The RRR for financial institutions will be trimmed by 0.5 percentage points on May 15, which is projected to release around CNY1 trillion in long-term liquidity, Pan Gongsheng, governor of the People’s Bank of China, announced at a press conference today.
The RRR cut comprises two components. First, the minimum reserve requirement for large and medium-sized banks will be reduced by 0.5 percentage points, injecting more than CNY1 trillion in long-term liquidity into the banking system. Second, car financing and financial leasing firms will benefit from a phased reduction in their RRR from the current 5 percent to zero.
In addition, starting tomorrow, the interest rate on seven-day reverse repo operations will be lowered to 1.4 percent from 1.5 percent. This is expected to prompt a corresponding reduction in the five-year loan prime rate —a benchmark for mortgage rates—from 3.6 percent to 3.5 percent, lower than ever.
Market analysts say the moves clearly signal a moderately loose monetary policy stance and serve as a strong measure to support employment, stabilize businesses, maintain market confidence, and manage expectations.

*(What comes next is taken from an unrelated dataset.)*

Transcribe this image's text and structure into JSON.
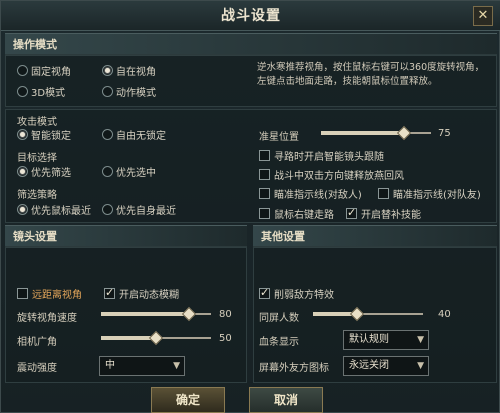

Lian Ping, chairman of the China Chief Economist Forum, emphasized the urgency of lowering the RRR to release more liquidity in response to the Donald Trump administration’s recent imposition of steep tariffs on Chinese goods. These tariffs are expected to significantly impact China's foreign trade and increase volatility in financial markets, he added.
The PBOC also announced that beginning tomorrow, the interest rate on individual housing provident fund loans will be reduced by 0.25 percentage points. For first-time homebuyers, the rate on loans with terms exceeding five years will decrease from 2.85 percent to 2.60 percent, with adjustments to other terms to follow.
Additionally, interest rates on several structural monetary policy tools will be lowered by 0.25 percentage points. The relending rate to support agriculture and small businesses will drop to 1.5 percent from 1.75 percent. The rate for pledged supplementary lending —a tool used to channel funds through policy banks for projects such as affordable housing—will fall to 2 percent from 2.25 percent.
The reduction in housing provident fund loan rates is expected to ease the financial burden for homebuyers, thereby stimulating consumption and unlocking both essential and upgraded demand—supporting the stable and healthy development of the property market.